Real World Comparison: Using Textract Versus RekognitionDetectImageText

Welcome to our review of the recognition capabilities of two Amazon Web Services AI / ML technologies – Amazon Textract and Amazon Rekognition’s Detect Image Text function. Amazon Web Services supplies world-class AI / ML services, but sometimes it can be difficult to determine which service is best for your use case.

In this post, we’ve done a comparison of Textract and Rekognition to try to understand the best use cases for each. As Amazon explains it, Textract is a “fully managed machine learning service” dedicated to extracting text and other data from documents and images, while Rekognition is a comprehensive object recognition service which can also recognize text in images with the RekognitionImageDetectText call.

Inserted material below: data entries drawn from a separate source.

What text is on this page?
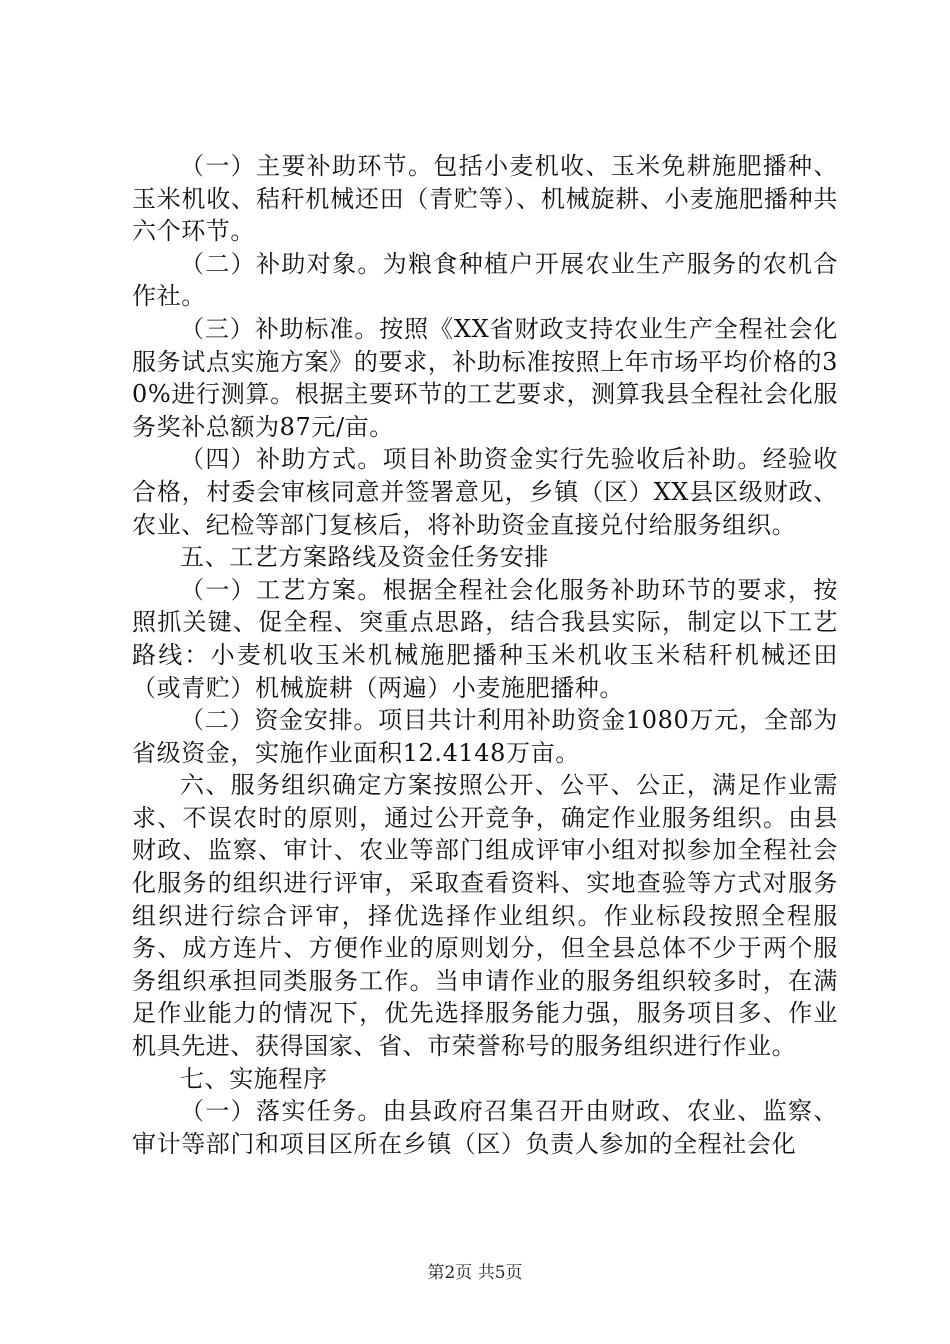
（一）主要补助环节。包括小麦机收、玉米免耕施肥播种、玉米机收、秸秆机械还田（青贮等）、机械旋耕、小麦施肥播种共六个环节。

（二）补助对象。为粮食种植户开展农业生产服务的农机合作社。

（三）补助标准。按照《XX省财政支持农业生产全程社会化服务试点实施方案》的要求，补助标准按照上年市场平均价格的30%进行测算。根据主要环节的工艺要求，测算我县全程社会化服务奖补总额为87元/亩。

（四）补助方式。项目补助资金实行先验收后补助。经验收合格，村委会审核同意并签署意见，乡镇（区）XX县区级财政、农业、纪检等部门复核后，将补助资金直接兑付给服务组织。

五、工艺方案路线及资金任务安排

（一）工艺方案。根据全程社会化服务补助环节的要求，按照抓关键、促全程、突重点思路，结合我县实际，制定以下工艺路线：小麦机收玉米机械施肥播种玉米机收玉米秸秆机械还田（或青贮）机械旋耕（两遍）小麦施肥播种。

（二）资金安排。项目共计利用补助资金1080万元，全部为省级资金，实施作业面积12.4148万亩。

六、服务组织确定方案按照公开、公平、公正，满足作业需求、不误农时的原则，通过公开竞争，确定作业服务组织。由县财政、监察、审计、农业等部门组成评审小组对拟参加全程社会化服务的组织进行评审，采取查看资料、实地查验等方式对服务组织进行综合评审，择优选择作业组织。作业标段按照全程服务、成方连片、方便作业的原则划分，但全县总体不少于两个服务组织承担同类服务工作。当申请作业的服务组织较多时，在满足作业能力的情况下，优先选择服务能力强，服务项目多、作业机具先进、获得国家、省、市荣誉称号的服务组织进行作业。

七、实施程序

（一）落实任务。由县政府召集召开由财政、农业、监察、审计等部门和项目区所在乡镇（区）负责人参加的全程社会化

第2页 共5页
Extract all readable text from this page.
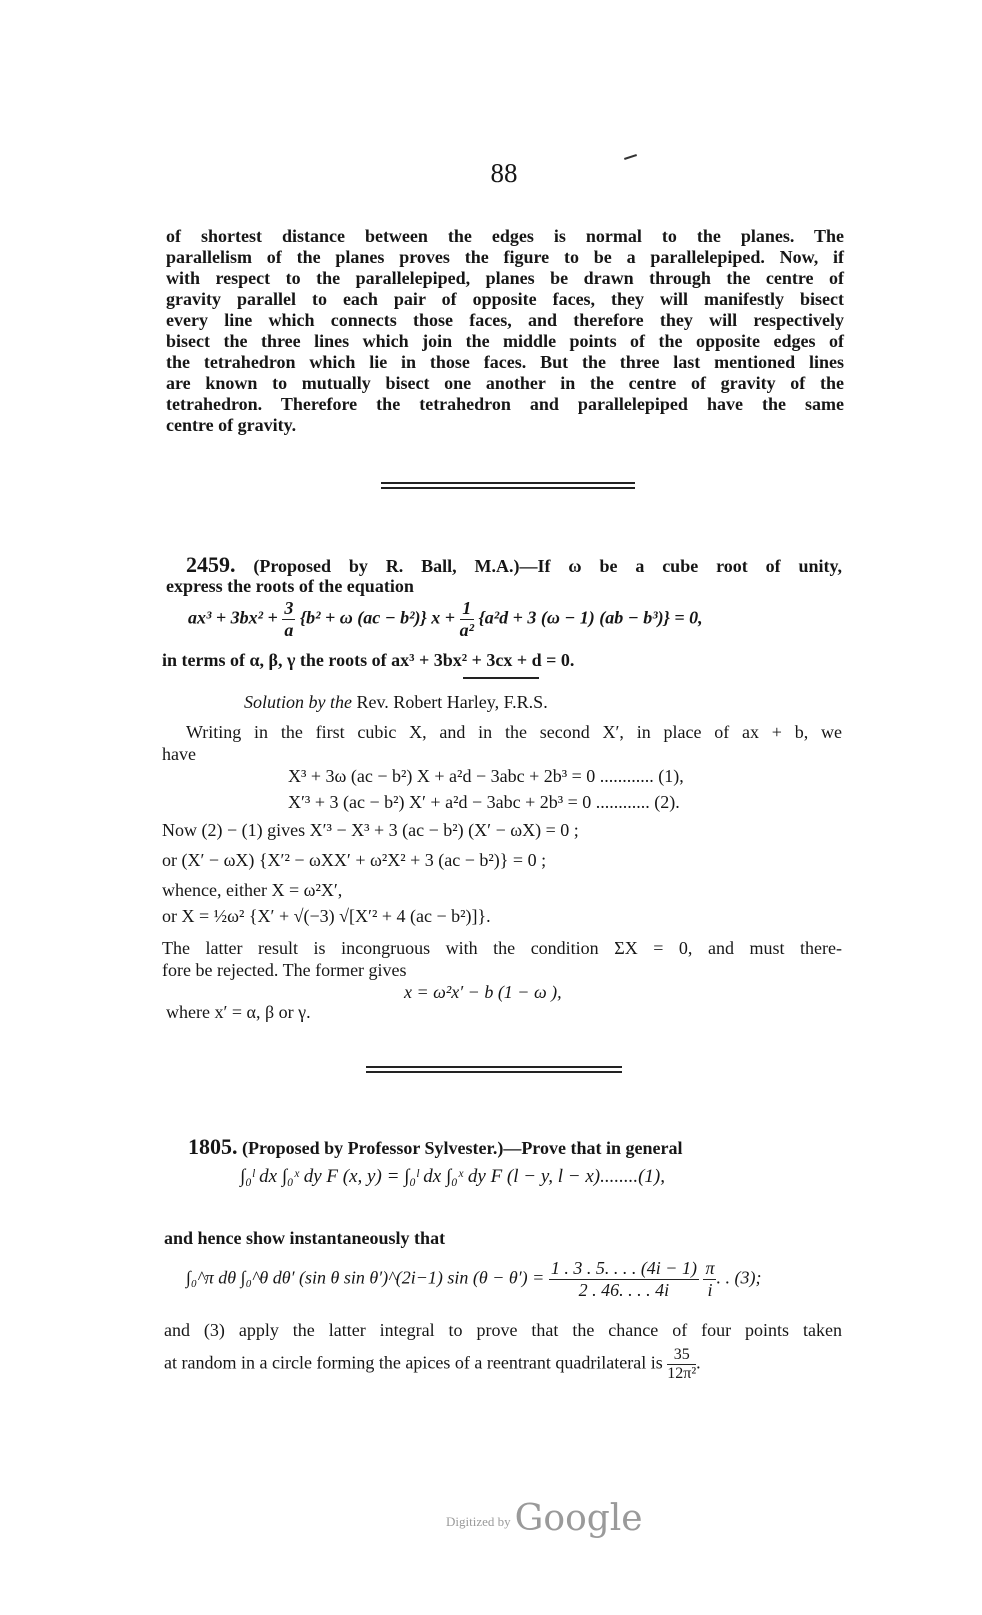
88

of shortest distance between the edges is normal to the planes. The

parallelism of the planes proves the figure to be a parallelepiped. Now, if

with respect to the parallelepiped, planes be drawn through the centre of

gravity parallel to each pair of opposite faces, they will manifestly bisect

every line which connects those faces, and therefore they will respectively

bisect the three lines which join the middle points of the opposite edges of

the tetrahedron which lie in those faces. But the three last mentioned lines

are known to mutually bisect one another in the centre of gravity of the

tetrahedron. Therefore the tetrahedron and parallelepiped have the same

centre of gravity.

2459. (Proposed by R. Ball, M.A.)—If ω be a cube root of unity,
express the roots of the equation
$ax^3 + 3bx^2 + \frac{3}{a} \{b^2 + \omega$ (ac − b²)} $x + \frac{1}{\text{a²}} \{a^2d + 3$ (ω − 1) (ab − b³)} = 0,
in terms of α, β, γ the roots of ax³ + 3bx² + 3cx + d = 0.
Solution by the Rev. Robert Harley, F.R.S.
Writing in the first cubic X, and in the second X′, in place of ax + b, we
have
X³ + 3ω (ac − b²) X + a²d − 3abc + 2b³ = 0 ............ (1),
X′³ + 3 (ac − b²) X′ + a²d − 3abc + 2b³ = 0 ............ (2).
Now (2) − (1) gives X′³ − X³ + 3 (ac − b²) (X′ − ωX) = 0 ;
or (X′ − ωX) {X′² − ωXX′ + ω²X² + 3 (ac − b²)} = 0 ;
whence, either X = ω²X′,
or X = ½ω² {X′ + √(−3) √[X′² + 4 (ac − b²)]}.
The latter result is incongruous with the condition ΣX = 0, and must there-
fore be rejected. The former gives
x = ω²x′ − b (1 − ω ),
where x′ = α, β or γ.
1805. (Proposed by Professor Sylvester.)—Prove that in general
∫₀ˡ dx ∫₀ˣ dy F (x, y) = ∫₀ˡ dx ∫₀ˣ dy F (l − y, l − x)........(1),
and hence show instantaneously that
∫₀^π dθ ∫₀^θ dθ′ (sin θ sin θ′)^(2i−1) $\sin (\theta - \theta') = \frac{1 . 3 . 5. . . . (4i - 1)}{2 . 46. . . . 4i}$
$\frac{\pi}{i}$ . . (3);
and (3) apply the latter integral to prove that the chance of four points taken
at random in a circle forming the apices of a reentrant quadrilateral is $\frac{35}{\text{12π²}}$ .
$^{Digitized by}$ Google
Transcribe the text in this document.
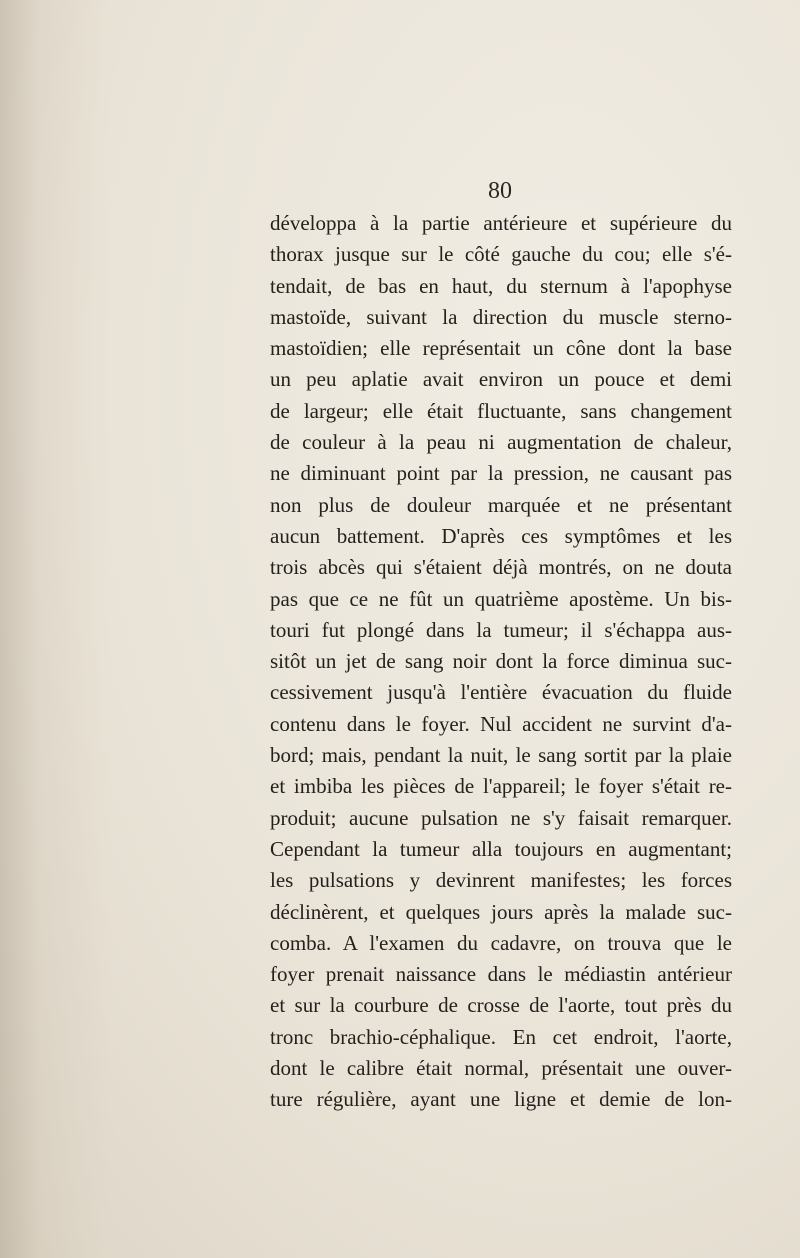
80
développa à la partie antérieure et supérieure du
thorax jusque sur le côté gauche du cou; elle s'é-
tendait, de bas en haut, du sternum à l'apophyse
mastoïde, suivant la direction du muscle sterno-
mastoïdien; elle représentait un cône dont la base
un peu aplatie avait environ un pouce et demi
de largeur; elle était fluctuante, sans changement
de couleur à la peau ni augmentation de chaleur,
ne diminuant point par la pression, ne causant pas
non plus de douleur marquée et ne présentant
aucun battement. D'après ces symptômes et les
trois abcès qui s'étaient déjà montrés, on ne douta
pas que ce ne fût un quatrième apostème. Un bis-
touri fut plongé dans la tumeur; il s'échappa aus-
sitôt un jet de sang noir dont la force diminua suc-
cessivement jusqu'à l'entière évacuation du fluide
contenu dans le foyer. Nul accident ne survint d'a-
bord; mais, pendant la nuit, le sang sortit par la plaie
et imbiba les pièces de l'appareil; le foyer s'était re-
produit; aucune pulsation ne s'y faisait remarquer.
Cependant la tumeur alla toujours en augmentant;
les pulsations y devinrent manifestes; les forces
déclinèrent, et quelques jours après la malade suc-
comba. A l'examen du cadavre, on trouva que le
foyer prenait naissance dans le médiastin antérieur
et sur la courbure de crosse de l'aorte, tout près du
tronc brachio-céphalique. En cet endroit, l'aorte,
dont le calibre était normal, présentait une ouver-
ture régulière, ayant une ligne et demie de lon-
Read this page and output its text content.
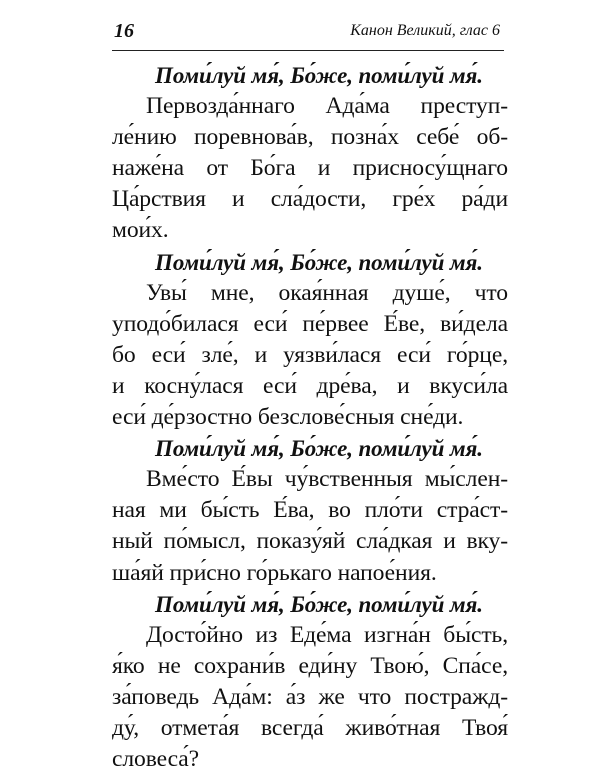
16	Канон Великий, глас 6
Поми́луй мя́, Бо́же, поми́луй мя́.
Первозда́ннаго Ада́ма преступ-
ле́нию поревнова́в, позна́х себе́ об-
наже́на от Бо́га и присносу́щнаго
Ца́рствия и сла́дости, гре́х ра́ди
мои́х.
Поми́луй мя́, Бо́же, поми́луй мя́.
Увы́ мне, окая́нная душе́, что
уподо́билася еси́ пе́рвее Е́ве, ви́дела
бо еси́ зле́, и уязви́лася еси́ го́рце,
и косну́лася еси́ дре́ва, и вкуси́ла
еси́ де́рзостно безслове́сныя сне́ди.
Поми́луй мя́, Бо́же, поми́луй мя́.
Вме́сто Е́вы чу́вственныя мы́слен-
ная ми бы́сть Е́ва, во пло́ти стра́ст-
ный по́мысл, показу́яй сла́дкая и вку-
ша́яй при́сно го́рькаго напое́ния.
Поми́луй мя́, Бо́же, поми́луй мя́.
Досто́йно из Еде́ма изгна́н бы́сть,
я́ко не сохрани́в еди́ну Твою́, Спа́се,
за́поведь Ада́м: а́з же что постражд-
ду́, отмета́я всегда́ живо́тная Твоя́
словеса́?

We’ll be comparing real-world results between the two services to define the peak performance areas for both and bring out any significant handicaps which could impact the success of your implementations. In all test cases we used the LINE response from both RekognitionDetectImageText and Textract to process the image.

Example 1. Movie Collection Cover

This sample is an image from a legacy asset (a movie collection). Although the overlaid title is crisp and clear, the shadow and blur around the letters is close enough in tone to potentially present recognition problems. The rest of the image is of dated quality and to add more challenge, some of the visible text is heavily stylized.

Text Recognition Results

RekognitionDetectImageText Textract
OEZ (From the “Smokey” part of header)
and (From the header)
THE (from the header)
CB (from the small CB radio)
And it (From the “Bandit” in the header)
THRIS RIRL (From “TRANS AM”)
BANONE (From the license plate)
The (from the header)
RII (from the “AM” above the license plate in “TRANS AM”)
BAN ONE (From the license plate)

As you can see, despite the poor quality of the image, RekognitionDetectImageText successfully detected entire words that were presented in a clear font. Stylized text without clear color contrast with its background presented much more of a problem, including the overlaid title text, which one would expect to be more easily read.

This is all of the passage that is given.